掛け声と共に力を解放した。はずだった。だがしかし、トゥイの能力は解放されず、冷や汗が全身からポタポタと流れ落ちる。何かの間違いと思い、焦りながらもう一度叫ぶ。が、結果は変わらない。
「な…何でだよ…⁉何で解放できねェんだよおい⁉」
顔は引きつり、足は震え、恐怖という感情のみが体を支配した。
「グオオオオオオオオオオオオオオオ!!」
(やべぇ…殺される…!!)
巨大な右手が襲い掛かり、トゥイは思わず目をつむる。
「黒帝…蛫盖子!」
しかし、すんでのところで何者かがトゥイを助けた。トゥイはゆっくりと目を開ける。
「お、お前⁉素手で⁉」
そこには物怖じしないハオが、巨妖魔の巨大な手を両の腕で押さえつけて立っていた。
「邪魔だ!!どけ!!」
トゥイですら敬意を払いたくなるほどピッタリなタイミングだった。
「うおおおりゃあ!!」
ハオの戦闘スタイルは素手である。玄武に選ばれた者は双剣を使うのが主流とされているが、彼は「武器は女々しい」というなんとも漢らしい理由で、生まれてこの方一度も武器を使用したことがない。
ハオはそれほどまでに圧倒的な強さを持っていた。
「…グオオオオオオ…!!」
「すげェ…おしてる。
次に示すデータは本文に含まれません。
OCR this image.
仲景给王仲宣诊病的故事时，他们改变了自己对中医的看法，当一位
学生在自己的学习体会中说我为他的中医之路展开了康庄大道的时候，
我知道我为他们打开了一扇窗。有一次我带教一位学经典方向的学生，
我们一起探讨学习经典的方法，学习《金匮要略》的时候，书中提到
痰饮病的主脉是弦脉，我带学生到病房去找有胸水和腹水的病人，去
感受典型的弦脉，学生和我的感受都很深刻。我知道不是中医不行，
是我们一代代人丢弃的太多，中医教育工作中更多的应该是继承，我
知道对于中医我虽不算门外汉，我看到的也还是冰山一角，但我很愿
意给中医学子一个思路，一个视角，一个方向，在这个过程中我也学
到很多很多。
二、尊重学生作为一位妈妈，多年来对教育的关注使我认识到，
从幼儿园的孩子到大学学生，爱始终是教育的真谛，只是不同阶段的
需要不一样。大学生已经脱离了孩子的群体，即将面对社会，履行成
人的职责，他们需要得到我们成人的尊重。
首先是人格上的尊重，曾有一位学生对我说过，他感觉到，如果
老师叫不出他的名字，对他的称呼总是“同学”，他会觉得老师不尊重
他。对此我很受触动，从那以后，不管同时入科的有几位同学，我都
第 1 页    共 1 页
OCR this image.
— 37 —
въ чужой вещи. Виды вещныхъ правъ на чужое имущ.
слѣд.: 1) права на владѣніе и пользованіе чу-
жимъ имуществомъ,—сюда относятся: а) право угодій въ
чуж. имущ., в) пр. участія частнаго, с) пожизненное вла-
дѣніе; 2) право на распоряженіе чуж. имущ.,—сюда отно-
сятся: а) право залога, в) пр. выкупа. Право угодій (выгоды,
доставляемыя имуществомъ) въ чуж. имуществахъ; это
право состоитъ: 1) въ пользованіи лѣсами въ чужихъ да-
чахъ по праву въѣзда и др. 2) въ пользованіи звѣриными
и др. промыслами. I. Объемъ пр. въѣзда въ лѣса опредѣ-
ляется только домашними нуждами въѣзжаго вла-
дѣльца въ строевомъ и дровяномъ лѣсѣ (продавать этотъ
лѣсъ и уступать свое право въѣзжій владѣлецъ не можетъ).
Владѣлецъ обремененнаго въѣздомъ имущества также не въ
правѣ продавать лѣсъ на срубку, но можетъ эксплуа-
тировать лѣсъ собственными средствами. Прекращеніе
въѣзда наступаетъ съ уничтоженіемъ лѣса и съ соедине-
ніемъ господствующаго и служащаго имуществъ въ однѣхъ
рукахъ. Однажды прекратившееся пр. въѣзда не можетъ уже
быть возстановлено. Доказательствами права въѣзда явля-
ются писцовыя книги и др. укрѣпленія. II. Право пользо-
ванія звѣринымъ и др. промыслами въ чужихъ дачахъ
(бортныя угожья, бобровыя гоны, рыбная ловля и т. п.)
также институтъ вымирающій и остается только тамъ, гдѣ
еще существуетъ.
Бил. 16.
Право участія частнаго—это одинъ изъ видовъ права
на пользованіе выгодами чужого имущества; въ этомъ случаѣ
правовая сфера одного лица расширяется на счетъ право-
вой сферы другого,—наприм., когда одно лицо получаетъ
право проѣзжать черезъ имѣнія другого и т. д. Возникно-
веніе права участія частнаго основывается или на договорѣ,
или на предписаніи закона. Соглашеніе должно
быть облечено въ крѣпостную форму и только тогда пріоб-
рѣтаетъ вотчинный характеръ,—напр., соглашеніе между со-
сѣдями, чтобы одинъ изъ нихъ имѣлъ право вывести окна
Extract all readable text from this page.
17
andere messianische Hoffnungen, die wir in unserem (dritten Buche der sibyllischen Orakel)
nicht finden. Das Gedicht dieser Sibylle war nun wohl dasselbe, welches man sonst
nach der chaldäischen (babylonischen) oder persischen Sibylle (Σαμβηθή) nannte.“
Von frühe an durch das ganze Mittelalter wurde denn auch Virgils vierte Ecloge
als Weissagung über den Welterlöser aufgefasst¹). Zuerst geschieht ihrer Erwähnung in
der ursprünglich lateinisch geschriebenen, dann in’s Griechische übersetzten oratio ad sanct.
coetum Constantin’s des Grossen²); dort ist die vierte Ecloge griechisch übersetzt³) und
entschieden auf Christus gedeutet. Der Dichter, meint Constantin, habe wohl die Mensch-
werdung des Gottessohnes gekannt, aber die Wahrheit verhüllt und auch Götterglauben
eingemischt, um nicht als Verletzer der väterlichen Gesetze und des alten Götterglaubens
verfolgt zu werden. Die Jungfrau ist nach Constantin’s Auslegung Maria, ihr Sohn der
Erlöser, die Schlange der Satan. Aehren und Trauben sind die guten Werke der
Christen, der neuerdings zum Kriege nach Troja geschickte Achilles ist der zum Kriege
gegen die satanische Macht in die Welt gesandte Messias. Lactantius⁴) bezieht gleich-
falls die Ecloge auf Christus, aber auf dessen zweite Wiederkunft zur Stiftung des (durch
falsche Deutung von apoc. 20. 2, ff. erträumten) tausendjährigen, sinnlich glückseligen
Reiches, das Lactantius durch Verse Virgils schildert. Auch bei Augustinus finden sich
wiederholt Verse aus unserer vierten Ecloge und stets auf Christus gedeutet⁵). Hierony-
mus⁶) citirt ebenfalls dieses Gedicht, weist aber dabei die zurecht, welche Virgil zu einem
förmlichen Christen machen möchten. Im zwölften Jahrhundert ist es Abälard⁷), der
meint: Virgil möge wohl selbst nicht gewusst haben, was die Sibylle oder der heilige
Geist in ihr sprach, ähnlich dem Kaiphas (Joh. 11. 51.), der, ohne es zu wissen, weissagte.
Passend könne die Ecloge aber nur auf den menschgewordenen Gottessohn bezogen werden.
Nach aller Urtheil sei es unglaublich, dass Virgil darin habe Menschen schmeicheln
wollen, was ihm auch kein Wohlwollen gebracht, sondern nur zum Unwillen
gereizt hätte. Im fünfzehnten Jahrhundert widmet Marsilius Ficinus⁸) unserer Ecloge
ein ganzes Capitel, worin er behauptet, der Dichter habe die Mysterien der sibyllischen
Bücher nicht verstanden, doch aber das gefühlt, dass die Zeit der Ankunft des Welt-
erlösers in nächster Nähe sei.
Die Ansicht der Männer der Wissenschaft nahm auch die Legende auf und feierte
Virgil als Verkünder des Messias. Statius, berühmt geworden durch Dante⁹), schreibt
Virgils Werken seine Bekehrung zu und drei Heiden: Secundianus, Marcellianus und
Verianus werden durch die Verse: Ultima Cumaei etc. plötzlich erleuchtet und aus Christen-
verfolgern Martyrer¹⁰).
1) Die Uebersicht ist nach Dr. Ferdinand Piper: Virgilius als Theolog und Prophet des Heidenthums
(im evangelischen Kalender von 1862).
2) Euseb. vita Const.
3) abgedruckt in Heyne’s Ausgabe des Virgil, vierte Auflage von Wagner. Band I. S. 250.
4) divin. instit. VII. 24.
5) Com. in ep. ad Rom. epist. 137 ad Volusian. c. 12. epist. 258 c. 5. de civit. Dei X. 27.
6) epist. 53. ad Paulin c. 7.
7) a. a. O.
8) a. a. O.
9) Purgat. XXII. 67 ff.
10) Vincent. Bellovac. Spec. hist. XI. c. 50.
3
」
次から次に繰りだされる強力なハオの攻撃に巨妖魔はたまらずよろけてしまう。
更に追い打ちをかけるように|青龍せいりゅう》のシュエン、並びにリーウまでもが加勢。
トゥイの横を颯爽と過ぎ去っていく。
されど、巨妖魔も大人しくやられているばかりではない。
「グゥゥオオオオオオオオオオオオオ…!!」
口からとてつもない量の光線を吐き出した。
「呪開光線だと…!?」
ハオに繰り出された呪開光線は動物のような瞬発力で躱し、かすり傷だけに終わった。
「…っぶねぇ!!なんちゅう光線だ!喰らったらひとたまりもねーぞ!」
その後も巨妖魔は両手を素早く振り下ろし、残るシュエン、リーウに果敢に襲い掛かる。
「くっ…!凄まじい威力…!!」図体には似つかわしくない素早い動きに三人は苦戦していた。
「やはり呪妖魔のようですね。」
「うん。そうみたい。」
「だとしても。どうにもならないレベルじゃねェぜ。」
三人は少し距離をとった。
作戦通り巨妖魔の様子を伺うことにした、
トゥイはその光景を眺めることしかできなかった。
(くっそ!皆戦ってんのに…何もできずじまいかよ…!オレはどうすればいい?何しにここに来た?何の為に四神になった?どうすれば共闘る…⁉…あいつらはあんなにも立派に戦ってんのに。何も出来ないで終わりたくねェ!力が使えなくても何か出来ることを探すんだ…!!)
果たしてトゥイは力を解放できるのか!?そして四神は見事、巨妖魔を討伐し役儀を完遂できるのか!?四神の未来はいかに!